Using Machine Learning to Ensure the Capacity Safety of Individual Microservices
Reliability engineering teams at Uber build the tools, libraries, and infrastructure that enable engineers to operate our thousands of microservices reliably at scale. At its essence, reliability engineering boils down to actively preventing outages that affect the mean time between failures (MTBF). As Uber’s global mobility platform grows, our global scale and complex network of microservice call patterns have made capacity requirements for individual services difficult to predict.
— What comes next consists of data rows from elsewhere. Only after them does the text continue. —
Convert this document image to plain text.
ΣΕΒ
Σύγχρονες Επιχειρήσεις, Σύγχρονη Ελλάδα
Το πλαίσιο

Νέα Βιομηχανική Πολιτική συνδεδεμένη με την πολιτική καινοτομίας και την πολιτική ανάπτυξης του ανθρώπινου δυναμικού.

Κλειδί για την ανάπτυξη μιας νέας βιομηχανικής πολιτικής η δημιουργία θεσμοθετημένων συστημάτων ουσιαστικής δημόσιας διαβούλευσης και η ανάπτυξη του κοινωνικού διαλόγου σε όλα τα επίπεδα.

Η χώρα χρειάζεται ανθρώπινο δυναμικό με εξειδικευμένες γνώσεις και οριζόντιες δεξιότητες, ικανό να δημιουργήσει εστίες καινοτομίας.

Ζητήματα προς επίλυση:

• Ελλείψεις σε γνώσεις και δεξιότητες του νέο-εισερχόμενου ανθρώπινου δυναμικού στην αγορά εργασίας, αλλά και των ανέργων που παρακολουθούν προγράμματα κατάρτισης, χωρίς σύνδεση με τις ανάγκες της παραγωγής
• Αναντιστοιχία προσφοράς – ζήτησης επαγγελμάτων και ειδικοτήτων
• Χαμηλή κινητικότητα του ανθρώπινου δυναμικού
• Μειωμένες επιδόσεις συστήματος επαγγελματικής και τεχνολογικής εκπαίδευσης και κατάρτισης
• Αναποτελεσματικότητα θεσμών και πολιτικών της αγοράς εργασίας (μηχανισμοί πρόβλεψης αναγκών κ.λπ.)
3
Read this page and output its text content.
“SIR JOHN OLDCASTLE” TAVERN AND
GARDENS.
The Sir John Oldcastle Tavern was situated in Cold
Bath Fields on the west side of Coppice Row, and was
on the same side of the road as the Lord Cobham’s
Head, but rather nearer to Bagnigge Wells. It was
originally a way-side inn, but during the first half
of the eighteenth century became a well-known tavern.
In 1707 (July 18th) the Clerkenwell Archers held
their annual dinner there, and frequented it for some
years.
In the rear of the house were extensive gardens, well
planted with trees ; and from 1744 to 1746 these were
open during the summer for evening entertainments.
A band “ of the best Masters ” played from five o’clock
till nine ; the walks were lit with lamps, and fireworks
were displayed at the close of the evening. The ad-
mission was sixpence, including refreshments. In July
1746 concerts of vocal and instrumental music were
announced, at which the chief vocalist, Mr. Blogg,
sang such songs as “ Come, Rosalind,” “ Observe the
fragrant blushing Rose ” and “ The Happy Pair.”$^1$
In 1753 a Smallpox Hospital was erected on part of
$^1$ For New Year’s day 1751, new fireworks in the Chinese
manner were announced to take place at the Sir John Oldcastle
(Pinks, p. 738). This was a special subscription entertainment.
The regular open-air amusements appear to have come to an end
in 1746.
When we’re unable to predict service-level capacity requirements, capacity-related outages can occur. Given the real-time nature of our operations, capacity-related outages (affecting microservices at the feature level as opposed to directly impacting user experiences) constitute a large chunk of Uber’s overall outages. To help prevent these outages, our reliability engineers abide by a concept called capacity safety, in other words, the ability to support historical peaks or a 90-day forecast of concurrent riders-on-trip from a single data center without causing significant CPU, memory, and general resource starvation.
On the Maps Reliability Engineering team, we built in-house machine learning tooling that forecasts core service metrics—requests per second, latency, and CPU usage—to provide an idea of how these metrics will change throughout the course of a week or month. Using these forecasts, teams can perform accurate capacity safety tests that capture the nuances of each microservice.